The three-year initiative to revitalize Maine's organic dairy industry comes on the heels of the sudden folding in mid-May of Falmouth-based Maine's Own Organic Milk, which had been the retail seller of milk from 12 Maine organic dairy farms. Stonyfield yogurt facility in Londonderry stepped in with a temporary wholesale agreement to purchase all of the farmers' milk for up to three months, and is working with Organic Valley and Oakhurst Dairy to help MOO Milk's member farmers gain long-term contacts for their milk supply.
Maine Farm Bureau, a nonprofit organization, also has created an emergency relief fund to help the affected farmers, who are exploring options for resurrecting the MOO Milk brand.
The first farmer trainees are expected to start in 2015 and complete their training in 2016.

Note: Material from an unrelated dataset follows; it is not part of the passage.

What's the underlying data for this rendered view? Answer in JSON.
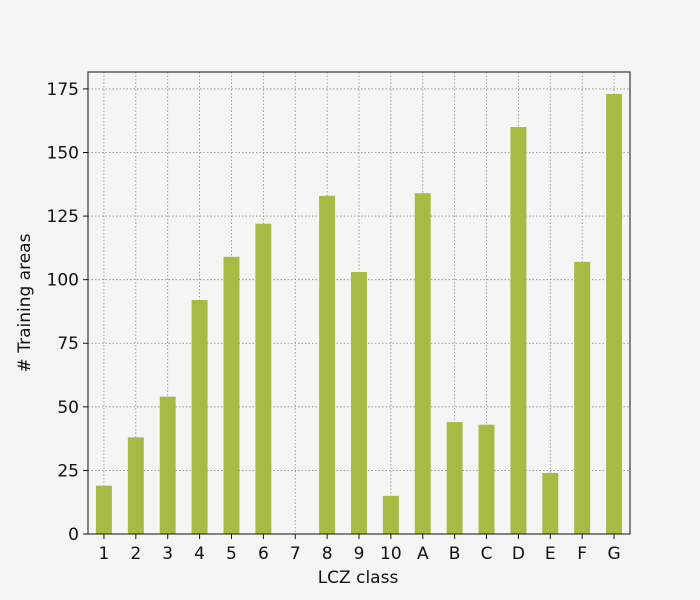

Rick Kersbergen, professor for the University of Maine Cooperative Extension's sustainable dairy and forage systems' program, will be on sabbatical at Wolfe's Neck Farm later this year to help support and launch this initiative.
According to Kersbergen, the average age of organic dairy farmers in Maine is 57 and the total number of dairy farms in the state has been in decline for years — from 597 dairies in 1995 to 285 today. In that same period, he said, the number of organic dairies has grown from 1 to 60, but growth in organic dairy has also started to slow, due in part to the economic barriers to entry for new organic dairy farmers.
"Researching and putting into practice the best ways to grow high quality forage and then training organic dairy farmers on those practices is a key to helping those farmers control their costs, improve their products and create a sustainable future for organic dairy here in the Northeast," Kersbergen said in a statement.
Danone Ecosystem Fund, an endowment fund of Stonyfield's parent company, also is a partner in the program.